I just bought a netgear ds104 from Ebay recently, my old Linksys hub died (model EW5HUB). Cost me $15 and like $5 or so for shipping.

fryfrog
08-09-2005, 09:42 AM
if the box says 10/100 it is most likely a switch. If it is a switch, it might be a switching hub (if your lucky). That means as long as all the connections pugged into it are the same speed (ie all 10m/b or all 100m/b) it will act as a hub.

I have a Linksys switching hub myself. It is fairly old (about 6 years old).

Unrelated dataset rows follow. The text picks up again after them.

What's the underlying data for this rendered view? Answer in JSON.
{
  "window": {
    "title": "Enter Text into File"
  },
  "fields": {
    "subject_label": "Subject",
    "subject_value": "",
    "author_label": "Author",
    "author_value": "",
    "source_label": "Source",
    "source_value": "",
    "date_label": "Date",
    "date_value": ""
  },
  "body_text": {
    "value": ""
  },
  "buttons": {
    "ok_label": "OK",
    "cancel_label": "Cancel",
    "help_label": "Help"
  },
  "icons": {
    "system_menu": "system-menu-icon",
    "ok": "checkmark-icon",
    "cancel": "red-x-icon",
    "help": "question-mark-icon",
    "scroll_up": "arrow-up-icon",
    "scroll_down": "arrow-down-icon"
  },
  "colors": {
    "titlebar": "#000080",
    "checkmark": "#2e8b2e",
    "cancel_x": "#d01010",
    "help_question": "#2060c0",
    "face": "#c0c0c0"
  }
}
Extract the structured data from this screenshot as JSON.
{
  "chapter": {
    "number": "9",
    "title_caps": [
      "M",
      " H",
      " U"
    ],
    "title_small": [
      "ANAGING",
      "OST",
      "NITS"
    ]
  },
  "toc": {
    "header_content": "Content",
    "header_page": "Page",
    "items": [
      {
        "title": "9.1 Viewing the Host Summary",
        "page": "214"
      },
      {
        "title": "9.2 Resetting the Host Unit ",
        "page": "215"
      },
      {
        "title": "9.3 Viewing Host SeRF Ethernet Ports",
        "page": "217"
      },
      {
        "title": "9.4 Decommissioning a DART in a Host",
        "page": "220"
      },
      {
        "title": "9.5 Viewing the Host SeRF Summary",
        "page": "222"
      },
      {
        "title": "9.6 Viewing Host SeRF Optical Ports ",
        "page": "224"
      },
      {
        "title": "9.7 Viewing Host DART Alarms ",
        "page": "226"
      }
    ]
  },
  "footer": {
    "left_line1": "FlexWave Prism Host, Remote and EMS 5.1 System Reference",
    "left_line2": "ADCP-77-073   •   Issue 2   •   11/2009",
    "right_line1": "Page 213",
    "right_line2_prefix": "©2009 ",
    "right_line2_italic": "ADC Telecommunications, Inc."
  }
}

In my experience, they work a LITTLE different than that. If all devices are the same speed (100mbit OR 10mbit), it is a pure switch. It only kicks into "hub" mode when you have an unrelated, different speed device hooked to it. This is because 10 and 100 can't directly communicate, it just don't work. So at this point, the 10mbit and 100mbit planes become hubs with a switch between them. So if your EQ and SEQ are 100mbit and your router is 10mbit, you are set. You would also be set if your SEQ was 10mbit and your router was 10mbit and your EQ was 100mbit, because the EQ->ROUTER traffic has to pass onto the 10mbit hub to get out. If your EQ was 10mbit, router 10mbit and SEQ 100mbit... it wouldn't work, cause the EQ->ROUTER traffic stays on the 10mbit hub and never crosses to the 100mbit hub. Once you understand why the "hub" switches between the planes, it becomes fairly easy to predict what will and won't work.

BlueAdept
08-09-2005, 11:09 AM
At least with my linksys, that is incorrect. I have all my connections at 100mb in order to get it to function as a hub. If I have mixed (originally my linux box was a 10mb) and it didn't function. I flipped for the extra cash (yes they 100mbs were more money back then), kept my fingers crossed and it worked.

I suspect if I had gone the other way (all 10mb) it would have worked also.